Priven dan Cloward (1993) dan juga Swanson (2001) mendefinisikan kemiskinan dalam kerangka pemenuhan kebutuhan material. Ketiga penulis ini mengemukakan bahwa kemiskinan berhubungan dengan kekurangan materi, rendahnya penghasilan, dan adanya kebutuhan sosial, pertama, kekurangan materi. Kemiskinan sebagai kekurangan materi di gambarkan sebagai situasi kesulitan yang di hadapi orang dalam memperoleh barang-barang yang bersifat kebutuhan dasar. Oleh karnanya, kemiskinan, dalam dimensi ini sering dipahami sebagai kemampuan seseorang untuk mendapatkan kebutuhan material yang bersifat mendasar.

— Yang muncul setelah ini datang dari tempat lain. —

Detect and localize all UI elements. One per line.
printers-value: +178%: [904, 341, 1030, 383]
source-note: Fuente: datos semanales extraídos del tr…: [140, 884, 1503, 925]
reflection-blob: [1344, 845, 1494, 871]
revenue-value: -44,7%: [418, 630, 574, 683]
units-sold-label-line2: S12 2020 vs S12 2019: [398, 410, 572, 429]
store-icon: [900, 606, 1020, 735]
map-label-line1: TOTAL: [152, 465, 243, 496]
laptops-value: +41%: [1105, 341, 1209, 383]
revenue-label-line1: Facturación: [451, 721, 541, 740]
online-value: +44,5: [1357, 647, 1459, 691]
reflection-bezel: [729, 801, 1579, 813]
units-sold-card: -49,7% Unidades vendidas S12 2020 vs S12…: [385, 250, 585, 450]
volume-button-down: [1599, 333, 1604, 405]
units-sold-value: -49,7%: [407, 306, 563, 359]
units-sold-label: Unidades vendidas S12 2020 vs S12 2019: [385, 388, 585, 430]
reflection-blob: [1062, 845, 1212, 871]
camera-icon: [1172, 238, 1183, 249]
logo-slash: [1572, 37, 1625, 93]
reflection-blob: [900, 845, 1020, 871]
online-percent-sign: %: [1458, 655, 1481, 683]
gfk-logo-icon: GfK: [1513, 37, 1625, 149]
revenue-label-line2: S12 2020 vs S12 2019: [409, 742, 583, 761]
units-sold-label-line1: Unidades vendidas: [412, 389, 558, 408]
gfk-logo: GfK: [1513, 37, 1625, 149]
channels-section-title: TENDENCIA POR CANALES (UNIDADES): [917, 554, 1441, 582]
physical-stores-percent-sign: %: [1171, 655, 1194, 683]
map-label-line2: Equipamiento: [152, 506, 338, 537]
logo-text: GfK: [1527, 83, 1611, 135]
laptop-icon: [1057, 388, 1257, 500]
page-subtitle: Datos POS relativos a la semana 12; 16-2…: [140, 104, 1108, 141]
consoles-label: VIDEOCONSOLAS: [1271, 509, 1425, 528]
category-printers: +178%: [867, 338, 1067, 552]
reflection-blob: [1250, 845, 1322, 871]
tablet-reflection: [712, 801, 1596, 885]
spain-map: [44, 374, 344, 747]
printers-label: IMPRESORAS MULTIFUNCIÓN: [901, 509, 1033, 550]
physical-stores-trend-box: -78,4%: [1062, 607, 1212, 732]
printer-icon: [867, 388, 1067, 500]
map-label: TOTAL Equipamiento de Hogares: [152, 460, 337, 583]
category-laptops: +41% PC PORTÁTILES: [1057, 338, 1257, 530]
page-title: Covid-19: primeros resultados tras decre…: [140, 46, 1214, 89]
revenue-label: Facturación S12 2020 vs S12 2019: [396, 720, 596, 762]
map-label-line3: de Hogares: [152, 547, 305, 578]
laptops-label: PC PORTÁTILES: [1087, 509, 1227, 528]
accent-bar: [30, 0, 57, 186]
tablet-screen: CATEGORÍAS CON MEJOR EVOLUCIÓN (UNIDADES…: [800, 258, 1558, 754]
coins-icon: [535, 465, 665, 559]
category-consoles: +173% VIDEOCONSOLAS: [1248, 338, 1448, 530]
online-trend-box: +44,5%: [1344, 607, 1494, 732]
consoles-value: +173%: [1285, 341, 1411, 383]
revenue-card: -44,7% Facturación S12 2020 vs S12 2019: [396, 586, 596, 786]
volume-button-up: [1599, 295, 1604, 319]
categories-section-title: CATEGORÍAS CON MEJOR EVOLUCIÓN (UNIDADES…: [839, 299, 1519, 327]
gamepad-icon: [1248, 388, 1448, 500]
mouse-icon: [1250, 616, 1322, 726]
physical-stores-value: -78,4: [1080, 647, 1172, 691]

Kedua, kekurangan penghasilan dan kekayaan yang memadai. Makna “memadai “ dalam kaitan ini sering dipahami sebagai standar atau garis kemiskinan (poverty line) yang berbeda-beda dari satu negara ke negara lain. Ketiga, kesulitan memenuhi kebutuhan sosial, termasuk keterkucilan sosial (social exclusion), ketergantungan, dan ketidak mampuan berpartisipasi dalam masyarakat. Kemiskinan dalam dimensi ini di pahami sebagai situasi kelangkaan pelayanan sosial dan rendahnya aksesibilitas lembaga-lembaga pelayanan sosial, seperi pendidikan, kesehatan, dan informasi.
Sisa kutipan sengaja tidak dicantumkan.